25 years in professional kitchens taught me a lot about leadership. Here are the three most important lessons.
Lead from the front
You have to know how to do every job in your department. Not because you'll do it better than the person hired to do it — you shouldn't. But because when things get hard, and they always get hard, your team needs to see you in it with them.
There's something that happens when a leader picks up a mop, jumps on a station, or steps behind a dish machine during a rush. Resentment disappears. Respect builds. The invisible wall between leadership and crew comes down.
Delegate — and let people fail
You cannot do everything yourself. Leaders get into trouble when they try.
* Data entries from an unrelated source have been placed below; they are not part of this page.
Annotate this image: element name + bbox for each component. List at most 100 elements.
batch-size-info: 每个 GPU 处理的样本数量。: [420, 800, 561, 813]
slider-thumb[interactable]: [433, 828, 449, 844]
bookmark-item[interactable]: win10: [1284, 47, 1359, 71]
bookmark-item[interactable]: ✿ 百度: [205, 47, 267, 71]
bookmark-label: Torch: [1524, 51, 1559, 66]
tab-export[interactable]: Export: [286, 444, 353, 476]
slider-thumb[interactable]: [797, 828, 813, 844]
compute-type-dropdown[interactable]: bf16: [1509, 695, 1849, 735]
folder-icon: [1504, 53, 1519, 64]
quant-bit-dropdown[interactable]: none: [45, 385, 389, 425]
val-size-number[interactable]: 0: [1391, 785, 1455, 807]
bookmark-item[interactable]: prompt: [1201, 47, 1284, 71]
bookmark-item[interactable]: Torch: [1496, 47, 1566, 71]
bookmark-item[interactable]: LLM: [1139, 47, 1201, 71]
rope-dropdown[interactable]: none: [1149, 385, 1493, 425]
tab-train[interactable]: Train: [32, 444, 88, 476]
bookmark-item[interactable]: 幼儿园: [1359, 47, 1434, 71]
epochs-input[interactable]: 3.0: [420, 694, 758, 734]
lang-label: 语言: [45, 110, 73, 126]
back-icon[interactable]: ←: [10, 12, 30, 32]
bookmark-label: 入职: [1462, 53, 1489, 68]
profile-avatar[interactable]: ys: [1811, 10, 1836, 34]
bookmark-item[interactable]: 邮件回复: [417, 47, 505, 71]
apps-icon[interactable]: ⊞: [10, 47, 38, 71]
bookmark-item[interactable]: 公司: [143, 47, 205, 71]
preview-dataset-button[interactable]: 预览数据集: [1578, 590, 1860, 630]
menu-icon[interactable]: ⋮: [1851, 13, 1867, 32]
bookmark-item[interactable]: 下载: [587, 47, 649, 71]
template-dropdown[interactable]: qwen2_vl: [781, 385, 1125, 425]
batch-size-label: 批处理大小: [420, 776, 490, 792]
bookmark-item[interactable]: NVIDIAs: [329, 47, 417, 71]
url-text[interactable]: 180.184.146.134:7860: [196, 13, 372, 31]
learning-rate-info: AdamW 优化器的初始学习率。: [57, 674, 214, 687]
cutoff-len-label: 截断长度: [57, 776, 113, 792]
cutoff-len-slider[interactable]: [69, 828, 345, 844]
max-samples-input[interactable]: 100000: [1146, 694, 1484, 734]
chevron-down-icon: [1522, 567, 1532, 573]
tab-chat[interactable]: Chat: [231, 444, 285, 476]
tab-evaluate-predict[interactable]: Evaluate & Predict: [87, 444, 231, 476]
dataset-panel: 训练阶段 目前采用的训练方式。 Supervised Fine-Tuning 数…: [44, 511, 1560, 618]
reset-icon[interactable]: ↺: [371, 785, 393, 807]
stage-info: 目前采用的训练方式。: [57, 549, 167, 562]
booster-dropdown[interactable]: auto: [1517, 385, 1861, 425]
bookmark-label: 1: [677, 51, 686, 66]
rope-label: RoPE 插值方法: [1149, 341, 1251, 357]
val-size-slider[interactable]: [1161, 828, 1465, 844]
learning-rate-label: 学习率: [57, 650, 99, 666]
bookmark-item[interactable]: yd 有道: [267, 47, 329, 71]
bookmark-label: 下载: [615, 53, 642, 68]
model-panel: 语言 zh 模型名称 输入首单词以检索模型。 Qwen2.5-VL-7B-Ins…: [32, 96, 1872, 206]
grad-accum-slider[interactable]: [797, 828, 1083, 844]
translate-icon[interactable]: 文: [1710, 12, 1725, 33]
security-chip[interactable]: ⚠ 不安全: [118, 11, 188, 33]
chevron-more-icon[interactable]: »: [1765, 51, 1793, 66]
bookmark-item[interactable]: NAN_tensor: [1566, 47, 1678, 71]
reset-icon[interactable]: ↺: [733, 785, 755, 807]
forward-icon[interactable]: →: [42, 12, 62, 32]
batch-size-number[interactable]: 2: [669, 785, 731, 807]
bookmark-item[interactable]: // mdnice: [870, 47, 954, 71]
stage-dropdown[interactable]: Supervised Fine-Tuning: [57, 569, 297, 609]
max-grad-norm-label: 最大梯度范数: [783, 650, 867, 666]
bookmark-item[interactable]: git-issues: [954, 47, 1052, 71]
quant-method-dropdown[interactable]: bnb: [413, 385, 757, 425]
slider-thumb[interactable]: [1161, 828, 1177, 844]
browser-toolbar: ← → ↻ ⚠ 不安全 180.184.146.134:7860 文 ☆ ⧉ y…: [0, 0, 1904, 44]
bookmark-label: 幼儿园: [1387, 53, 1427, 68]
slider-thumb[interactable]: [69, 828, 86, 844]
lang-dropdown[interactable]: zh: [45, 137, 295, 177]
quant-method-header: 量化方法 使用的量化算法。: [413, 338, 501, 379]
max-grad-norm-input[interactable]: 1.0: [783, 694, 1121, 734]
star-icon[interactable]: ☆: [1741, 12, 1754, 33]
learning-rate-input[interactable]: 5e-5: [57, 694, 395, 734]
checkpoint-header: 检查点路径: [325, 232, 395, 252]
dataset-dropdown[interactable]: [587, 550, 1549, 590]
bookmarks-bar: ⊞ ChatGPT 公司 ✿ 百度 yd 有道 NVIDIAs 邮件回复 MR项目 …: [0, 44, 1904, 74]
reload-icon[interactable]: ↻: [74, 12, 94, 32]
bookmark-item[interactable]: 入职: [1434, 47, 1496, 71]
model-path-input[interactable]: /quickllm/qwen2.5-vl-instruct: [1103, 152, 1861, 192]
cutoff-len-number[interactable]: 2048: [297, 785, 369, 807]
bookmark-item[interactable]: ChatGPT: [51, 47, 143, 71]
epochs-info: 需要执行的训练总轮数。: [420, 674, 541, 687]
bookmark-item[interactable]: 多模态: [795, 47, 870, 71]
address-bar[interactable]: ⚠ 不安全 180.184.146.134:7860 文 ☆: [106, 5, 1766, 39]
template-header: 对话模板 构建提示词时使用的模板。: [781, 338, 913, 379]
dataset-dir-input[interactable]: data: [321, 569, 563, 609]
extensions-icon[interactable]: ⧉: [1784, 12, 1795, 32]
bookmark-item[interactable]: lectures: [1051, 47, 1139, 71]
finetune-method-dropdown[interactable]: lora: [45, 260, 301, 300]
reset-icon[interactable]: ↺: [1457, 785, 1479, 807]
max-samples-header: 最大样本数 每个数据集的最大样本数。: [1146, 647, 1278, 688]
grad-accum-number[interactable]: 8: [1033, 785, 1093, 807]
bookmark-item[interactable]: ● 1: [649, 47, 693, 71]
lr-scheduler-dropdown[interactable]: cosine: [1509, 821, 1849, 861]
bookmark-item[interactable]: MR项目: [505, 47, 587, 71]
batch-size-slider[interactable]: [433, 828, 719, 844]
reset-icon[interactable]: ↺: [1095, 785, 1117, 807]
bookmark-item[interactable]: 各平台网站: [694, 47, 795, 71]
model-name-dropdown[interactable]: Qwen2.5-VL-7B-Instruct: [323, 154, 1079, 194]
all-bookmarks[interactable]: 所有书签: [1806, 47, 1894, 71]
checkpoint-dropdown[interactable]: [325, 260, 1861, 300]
Push tasks down to your sous chefs, your managers, your leads — and then let them run with it. Let them own it. And yes, let them fail sometimes. I have learned more from failing than from any success in my career. Your team will too.
The only exception: if a task could get them or you fired, keep it on your plate.
Do not micromanage
I don't hire robots or yes men. With either, you spend all your time giving instructions instead of leading.
Give your people the freedom to do their jobs, make decisions, and be creative within reason. They'll be more engaged, more invested, and more likely to stay.
And here's the part most leaders get backwards — take the blame for failures and give your crew the credit for successes.
That's it. Lead from the front, delegate with trust, and get out of the way.
25 years. Three rules. They still work every time.